ELIGIBILITY REQUIREMENTS

Applications may be submitted by domestic and foreign, for-profit and non-
profit organizations, public and private, such as universities, colleges, 
hospitals, laboratories, units of state and local governments, and eligible 
agencies of the Federal government.  This RFA is open to all qualified 
investigators.  Principal Investigators from the U.S. or other high-income 
nation(s) are required to collaborate with an investigator(s) from a low-
and/or middle-income nation(s).  Principal Investigators from a low- and/or 
middle-income nation are strongly encouraged to collaborate with a U.S. and/or 
other high-income nation(s).  Racial/ethnic minority individuals in the U.S., 
women, and persons with disabilities are encouraged to apply as PIs.

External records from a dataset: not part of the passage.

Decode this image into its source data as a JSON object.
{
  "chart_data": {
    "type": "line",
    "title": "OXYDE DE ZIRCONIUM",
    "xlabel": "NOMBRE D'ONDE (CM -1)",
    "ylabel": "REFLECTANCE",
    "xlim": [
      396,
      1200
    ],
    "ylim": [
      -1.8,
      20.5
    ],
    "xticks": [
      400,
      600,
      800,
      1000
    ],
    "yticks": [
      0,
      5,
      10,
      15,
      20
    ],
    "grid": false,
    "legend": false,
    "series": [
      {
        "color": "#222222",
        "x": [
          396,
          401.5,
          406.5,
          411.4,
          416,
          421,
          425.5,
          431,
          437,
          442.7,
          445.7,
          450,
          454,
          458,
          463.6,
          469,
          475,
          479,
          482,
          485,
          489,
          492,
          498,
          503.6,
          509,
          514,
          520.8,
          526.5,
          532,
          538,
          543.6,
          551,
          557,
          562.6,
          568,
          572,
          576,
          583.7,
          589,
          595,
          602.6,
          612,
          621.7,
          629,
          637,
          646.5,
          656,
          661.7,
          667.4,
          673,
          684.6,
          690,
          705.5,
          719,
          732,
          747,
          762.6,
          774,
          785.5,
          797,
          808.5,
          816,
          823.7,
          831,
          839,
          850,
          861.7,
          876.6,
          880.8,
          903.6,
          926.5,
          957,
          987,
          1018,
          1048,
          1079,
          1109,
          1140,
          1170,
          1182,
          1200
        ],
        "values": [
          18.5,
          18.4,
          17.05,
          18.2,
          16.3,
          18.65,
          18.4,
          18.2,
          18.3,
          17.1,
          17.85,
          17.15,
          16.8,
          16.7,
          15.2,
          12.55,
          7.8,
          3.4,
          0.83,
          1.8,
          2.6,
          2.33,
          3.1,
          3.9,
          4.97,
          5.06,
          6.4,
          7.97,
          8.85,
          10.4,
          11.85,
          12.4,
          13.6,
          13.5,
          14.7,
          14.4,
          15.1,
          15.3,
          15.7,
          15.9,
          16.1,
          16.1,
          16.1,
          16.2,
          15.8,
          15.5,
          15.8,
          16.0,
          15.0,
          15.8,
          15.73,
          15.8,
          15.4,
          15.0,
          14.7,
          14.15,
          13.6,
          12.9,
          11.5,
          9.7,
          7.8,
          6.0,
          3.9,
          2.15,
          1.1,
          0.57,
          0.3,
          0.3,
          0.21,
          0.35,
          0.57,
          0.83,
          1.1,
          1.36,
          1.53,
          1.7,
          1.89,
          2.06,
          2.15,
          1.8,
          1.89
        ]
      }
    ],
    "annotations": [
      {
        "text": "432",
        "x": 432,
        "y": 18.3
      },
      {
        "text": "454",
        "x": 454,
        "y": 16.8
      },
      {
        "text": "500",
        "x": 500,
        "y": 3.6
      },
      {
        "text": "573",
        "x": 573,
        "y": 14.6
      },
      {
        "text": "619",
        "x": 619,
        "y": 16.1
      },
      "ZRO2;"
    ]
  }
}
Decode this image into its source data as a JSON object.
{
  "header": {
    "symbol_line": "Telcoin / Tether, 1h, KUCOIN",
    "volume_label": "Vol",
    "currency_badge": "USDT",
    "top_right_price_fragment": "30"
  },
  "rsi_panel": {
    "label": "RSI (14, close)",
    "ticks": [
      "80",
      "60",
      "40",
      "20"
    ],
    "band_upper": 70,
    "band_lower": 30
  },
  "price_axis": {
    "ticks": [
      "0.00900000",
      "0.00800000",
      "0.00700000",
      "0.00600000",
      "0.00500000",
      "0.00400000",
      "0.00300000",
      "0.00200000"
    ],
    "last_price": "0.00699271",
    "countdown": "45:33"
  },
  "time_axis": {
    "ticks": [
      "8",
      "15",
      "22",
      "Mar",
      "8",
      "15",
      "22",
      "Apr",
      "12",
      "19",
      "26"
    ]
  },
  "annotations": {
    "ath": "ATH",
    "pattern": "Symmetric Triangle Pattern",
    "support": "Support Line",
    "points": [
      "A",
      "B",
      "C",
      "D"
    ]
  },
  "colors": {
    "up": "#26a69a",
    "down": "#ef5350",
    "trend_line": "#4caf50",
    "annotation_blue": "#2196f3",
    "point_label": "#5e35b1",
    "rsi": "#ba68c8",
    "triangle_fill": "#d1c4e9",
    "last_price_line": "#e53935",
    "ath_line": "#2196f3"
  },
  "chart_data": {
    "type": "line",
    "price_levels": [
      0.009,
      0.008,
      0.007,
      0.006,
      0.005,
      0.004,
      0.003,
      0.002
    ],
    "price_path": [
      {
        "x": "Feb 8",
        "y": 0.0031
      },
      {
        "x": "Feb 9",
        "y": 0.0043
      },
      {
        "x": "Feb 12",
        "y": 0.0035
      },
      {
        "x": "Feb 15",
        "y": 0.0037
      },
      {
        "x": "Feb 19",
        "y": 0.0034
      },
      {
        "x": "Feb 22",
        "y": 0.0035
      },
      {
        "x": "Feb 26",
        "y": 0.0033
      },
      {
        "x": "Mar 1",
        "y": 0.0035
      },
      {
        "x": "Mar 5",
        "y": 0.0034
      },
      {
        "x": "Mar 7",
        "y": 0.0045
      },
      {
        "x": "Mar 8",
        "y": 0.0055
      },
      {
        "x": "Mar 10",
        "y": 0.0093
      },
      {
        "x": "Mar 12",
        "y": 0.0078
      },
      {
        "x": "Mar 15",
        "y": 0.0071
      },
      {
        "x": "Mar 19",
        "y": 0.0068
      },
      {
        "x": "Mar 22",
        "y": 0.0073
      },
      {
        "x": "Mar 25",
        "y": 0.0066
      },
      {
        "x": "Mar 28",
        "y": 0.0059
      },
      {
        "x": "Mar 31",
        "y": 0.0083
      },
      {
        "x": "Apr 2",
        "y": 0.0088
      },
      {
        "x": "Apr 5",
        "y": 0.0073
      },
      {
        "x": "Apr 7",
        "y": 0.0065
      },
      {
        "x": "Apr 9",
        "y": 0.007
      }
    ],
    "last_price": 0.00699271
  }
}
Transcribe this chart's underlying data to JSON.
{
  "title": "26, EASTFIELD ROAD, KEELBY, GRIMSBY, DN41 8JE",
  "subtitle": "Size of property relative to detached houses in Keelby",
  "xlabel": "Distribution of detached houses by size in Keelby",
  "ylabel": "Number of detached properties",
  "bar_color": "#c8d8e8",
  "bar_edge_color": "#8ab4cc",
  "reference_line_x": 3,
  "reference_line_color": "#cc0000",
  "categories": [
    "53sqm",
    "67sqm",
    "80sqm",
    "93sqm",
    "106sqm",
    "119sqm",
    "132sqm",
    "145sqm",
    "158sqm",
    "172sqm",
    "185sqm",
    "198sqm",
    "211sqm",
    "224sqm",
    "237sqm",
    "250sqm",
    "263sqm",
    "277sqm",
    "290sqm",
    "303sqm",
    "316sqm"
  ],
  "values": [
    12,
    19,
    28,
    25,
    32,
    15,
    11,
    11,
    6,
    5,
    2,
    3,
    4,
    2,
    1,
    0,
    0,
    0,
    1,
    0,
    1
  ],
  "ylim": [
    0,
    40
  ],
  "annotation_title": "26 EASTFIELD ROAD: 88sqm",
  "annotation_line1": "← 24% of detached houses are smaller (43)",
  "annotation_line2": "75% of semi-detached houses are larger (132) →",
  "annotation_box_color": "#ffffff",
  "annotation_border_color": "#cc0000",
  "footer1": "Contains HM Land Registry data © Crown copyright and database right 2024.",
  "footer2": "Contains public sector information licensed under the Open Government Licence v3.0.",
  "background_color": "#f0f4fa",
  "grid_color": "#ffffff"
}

All current policies and requirements that govern the research grant programs 
of the National Institutes of Health (NIH) will apply to grants awarded under 
this RFA.  Awards under this RFA to foreign institutions will be made only in 
accordance with NIH policy governing such awards.

INQUIRIES

Inquiries concerning this RFA are encouraged.  The opportunity to clarify any 
issues or questions from potential applicants is welcome.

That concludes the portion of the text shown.